A few days later my therapist came to see me in my home. I was calm, offered her a cup of tea and felt that I needed to tell her everything that had happened… which I shouldn’t have done… after more than one hour of discussion she asked me if I could come with her to the hospital and as I trusted her, I came along… saw a psychiatrist… couldn’t lie… ended up in the psychiatric ward… felt like I was suffocating (I mean, “average Joe” probably wouldn’t enjoy being locked in either… and would react when people use violence), resisted and got chained in one of those beds where one cannot move and gets really non-respectably treated… One “funny” thing in my story is that I have done voluntary work for a non-profit Peace and Non-violence Movement with people like Dalai Lama participating ;-).

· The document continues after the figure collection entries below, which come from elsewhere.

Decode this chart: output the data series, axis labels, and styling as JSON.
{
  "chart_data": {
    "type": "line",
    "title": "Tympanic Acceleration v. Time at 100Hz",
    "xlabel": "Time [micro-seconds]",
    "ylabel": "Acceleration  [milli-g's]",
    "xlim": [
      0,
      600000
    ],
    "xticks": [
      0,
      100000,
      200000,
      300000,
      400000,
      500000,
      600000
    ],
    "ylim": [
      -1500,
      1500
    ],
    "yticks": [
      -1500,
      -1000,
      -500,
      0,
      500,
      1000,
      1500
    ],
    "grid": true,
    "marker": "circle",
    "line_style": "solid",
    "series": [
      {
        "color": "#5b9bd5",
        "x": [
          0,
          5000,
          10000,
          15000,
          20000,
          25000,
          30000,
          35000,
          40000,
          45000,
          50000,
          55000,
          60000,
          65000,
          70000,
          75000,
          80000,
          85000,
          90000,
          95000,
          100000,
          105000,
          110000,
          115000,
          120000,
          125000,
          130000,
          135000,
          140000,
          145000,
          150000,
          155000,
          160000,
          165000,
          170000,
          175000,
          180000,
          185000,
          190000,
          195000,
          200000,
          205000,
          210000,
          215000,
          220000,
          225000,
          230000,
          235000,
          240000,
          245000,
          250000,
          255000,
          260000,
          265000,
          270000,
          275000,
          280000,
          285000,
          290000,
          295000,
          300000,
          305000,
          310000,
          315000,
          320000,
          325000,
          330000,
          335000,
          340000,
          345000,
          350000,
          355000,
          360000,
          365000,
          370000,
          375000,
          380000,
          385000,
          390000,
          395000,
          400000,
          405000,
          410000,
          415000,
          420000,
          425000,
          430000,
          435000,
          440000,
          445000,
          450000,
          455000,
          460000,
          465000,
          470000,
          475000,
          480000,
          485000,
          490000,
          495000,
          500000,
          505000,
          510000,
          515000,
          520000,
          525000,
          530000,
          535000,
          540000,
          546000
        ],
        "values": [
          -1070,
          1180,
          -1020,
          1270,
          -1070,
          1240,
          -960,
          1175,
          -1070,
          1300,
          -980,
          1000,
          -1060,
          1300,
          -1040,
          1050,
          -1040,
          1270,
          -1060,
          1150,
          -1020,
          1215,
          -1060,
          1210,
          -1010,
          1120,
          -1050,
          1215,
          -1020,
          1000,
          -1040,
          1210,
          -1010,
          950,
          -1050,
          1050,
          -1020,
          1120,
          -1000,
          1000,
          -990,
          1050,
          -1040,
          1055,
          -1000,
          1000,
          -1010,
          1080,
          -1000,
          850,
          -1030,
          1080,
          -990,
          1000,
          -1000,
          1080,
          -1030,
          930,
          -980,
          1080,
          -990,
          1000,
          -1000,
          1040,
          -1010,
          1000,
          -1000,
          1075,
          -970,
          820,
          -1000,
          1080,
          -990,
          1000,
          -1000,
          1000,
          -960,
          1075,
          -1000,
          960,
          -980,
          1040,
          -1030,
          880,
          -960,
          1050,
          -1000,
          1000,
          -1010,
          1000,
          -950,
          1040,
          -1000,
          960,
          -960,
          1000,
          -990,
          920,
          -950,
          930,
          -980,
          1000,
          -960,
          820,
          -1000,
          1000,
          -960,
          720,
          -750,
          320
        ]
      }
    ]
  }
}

Sean, you’ve really inspired me to actually do something actively to help myself to get a descent life… for I do not wish to continue to take 4 different medicines… 8 pills a days and feel like a robot.
I shared info about your way of healing with my psychiatrist… he wasn’t very happy… but I gave him some links to your You Tube info and said that I’m going to try to find my own path to become healed. I do not believe in medicines anymore… but I won’t just stop taking them all on one day… I think it’s better to do it gradually…
Now my problem is that people around me want me to go to the hospital when I get “messy” and they do not recognize me… my best friend, for instance, has the same diagnosis but she believes in the psychiatrists/medicines… so I don’t feel very unconditionally loved when I meet her when being euphoric and sensing oneness with the universe… and my mum absolutely wants me to end up hospitalised… I just cannot trust people I know when I get “unbalanced”…
Well, Sean, all of this is not your problem. I am sure I can find people who I can trust and who are ready to lovingly take care of me if I get psychotic again… All I basically wanted to say is that I am eternally grateful to you for showing me another way out of this Bipolarity that I have gotten tagged with by the docs.
Thank you for doing such a great job inspiring people to Wake Up!